Why send God the Son to suffer and to endure a cruel unjust death, if men were able to earn salvation by their deeds? if it could simply be deserved?
In Scripture Jesus is the Rock, the cornerstone of truth, and foundation of all hope. Upon the solid foundation of his holy life and atoning death his people stand with confidence that their guilt is removed. He is the cornerstone laid down first by the Master builder as a guide to how the rest of the building is to be oriented and constructed. As is says in Isaiah 28:16 “therefore thus says the Lord God, ‘Behold, I am laying in Zion a stone, a tested stone, a costly cornerstone for the foundation, firmly placed. He who believes in it will not be disturbed.”
Ancient Israel did not like the shape of the building that Christ’s truth marked out. She abused the law thinking it was a way of salvation. God gave his statutes to humble his people to repentance, and to instil in them a trust in his provisions for the soul. His law was the way those redeemed by grace show their gratitude. It was never given as a means of removing sin or earning salvation by our own efforts.

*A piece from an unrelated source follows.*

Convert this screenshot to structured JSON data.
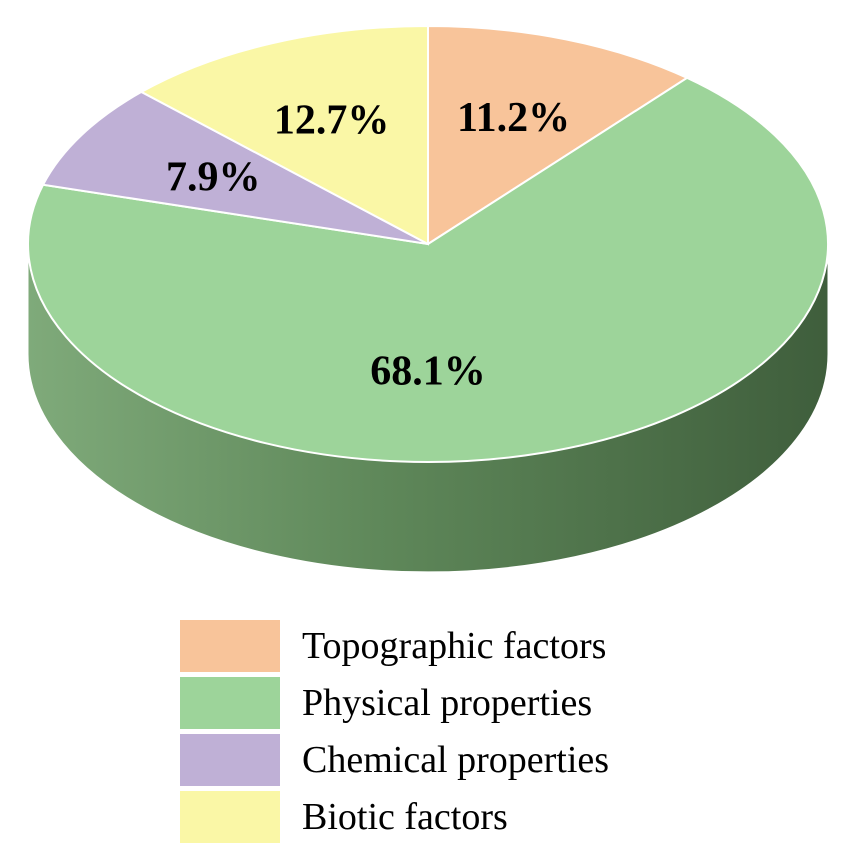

The suffering Messiah exposed that false religion of works. They looked for a different kind of Messiah, a Jewish revolutionary. The cornerstone became for the Jews a stumbling stone that offended them. Isaiah 8:14, “He will be as a sanctuary, But a stone of stumbling and a rock of offense To both the houses of Israel, As a trap and a snare to the inhabitants of Jerusalem.”
Peter used this same Old Testament symbolism when he wrote 1 Peter 2:8, ” ‘A stone of stumbling And a rock of offense.’ They stumble, being disobedient to the word, to which they also were appointed.” In the next verses Peter used the reference from Hosea just as Paul did.
Dr. Haldane says, “A free salvation becomes an offense to men on account of their pride.” They will not admit their corruption due to sin, their guilt, their inability to merit God’s favor. They will not accept a God who is sovereign and just.
Israel in her unbelief stumbled at this. As a nation there was no evidence of a true faith. It exposed the spiritual aliens who lived among the true people of God. They who believe they can earn divine favor without the enablement of their Creator may take on the name of the Savior, but they are not part of the remnant redeemed by grace.
God shattered any glimmer of pride in the Israelite’s heart. He put faith into the hearts of the Gentiles considered by the Jews to be savage, pagan, and cursed. What grander demonstration of Sovereign Grace could be imagined? God saves sinners, not those who think they have earned the right to be called Son’s of God. The Gentiles had put forth no effort to come to Christ, or to discover God’s truth. Yet by grace alone they were grafted into the vine.
The effort we put forth in our lives is not done to merit God’s forgiveness. The cause of our alienation from him is not removed by good things we do or promise. Our efforts are the evidences of a forgiveness already granted. We strive toward holiness by the power of Christ at work in us, not to get him to work in us. By our obedience to God we express gratitude for blessings we know we do not deserve and could never earn.
(The Bible quotations in this lesson are from the New King James Version of the Bible unless otherwise noted.)